Cinco tecnologías que cambiarán el mundo en cinco años

Cultivos inteligentes, cuchillos que detectan bacterias o cadenas de suministro que minimizan el desperdicio. Son algunos de los escenarios que podrán hacerse realidad de cumplirse las cinco predicciones tecnológicas que IBM compartió con los empleados de BBVA en el marco del proyecto ‘Ninja’, creado para fomentar el talento y la cultura digital interna del banco.

“La tecnología nos debería ayudar a que, dentro de cinco años, y también dentro de 50, podamos decir que la Tierra sigue siendo un lugar agradable donde vivir”, afirmaba Ángel Castán, responsable del área de Retail Cognitivo de IBM, durante la charla que ofreció a los empleados de BBVA como parte del programa ‘Ninja’. Una de las claves de esta iniciativa es la participación activa de socios tecnológicos estratégicos del banco, que periódicamente comparten con los empleados su visión sobre los últimos avances, investigaciones y lanzamientos que pueden tener un impacto en la sociedad.
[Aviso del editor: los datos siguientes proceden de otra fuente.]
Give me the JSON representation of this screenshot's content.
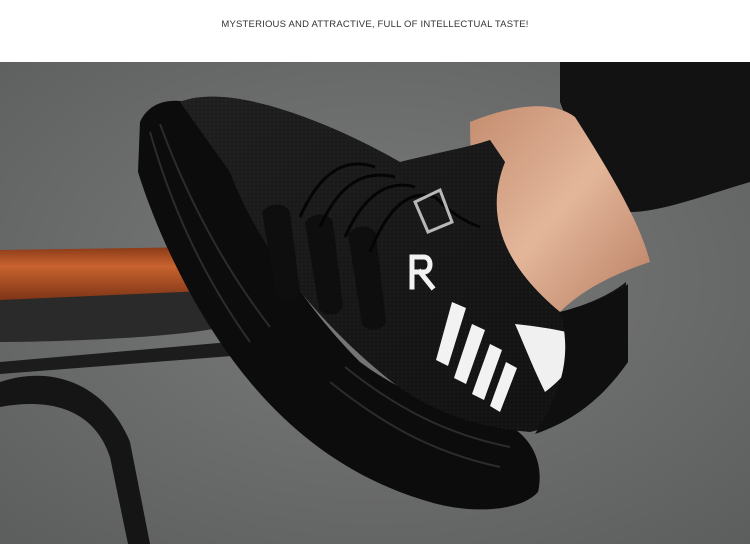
{
  "banner": {
    "text": "MYSTERIOUS AND ATTRACTIVE, FULL OF INTELLECTUAL TASTE!"
  },
  "photo": {
    "subject": "black knit lace-up sneaker on a foot resting on a stool",
    "colors": {
      "background": "#6e6f6f",
      "shoe": "#141414",
      "sole": "#0c0c0c",
      "stripes": "#f2f2f2",
      "stool_top": "#b5532a",
      "skin": "#d8ab8f",
      "sleeve": "#121212"
    }
  }
}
En esta ocasión, el experto de IBM compartió con los ‘ninjas’ de BBVA las claves para entender las cinco tecnologías que, según la compañía, podrán cambiar el mundo en los próximos cinco años, especialmente en la forma en que nos relacionamos con el entorno que nos rodea. Según explicó el responsable, se estima que la población del planeta superará los ocho mil millones de habitantes en los próximos cinco años, mientras que el terreno cultivable será cada vez menor. Esto supondrá un reto para el abastecimiento alimentario necesario de la población, una situación que además se verá influida por el cambio climático y un suministro finito de agua.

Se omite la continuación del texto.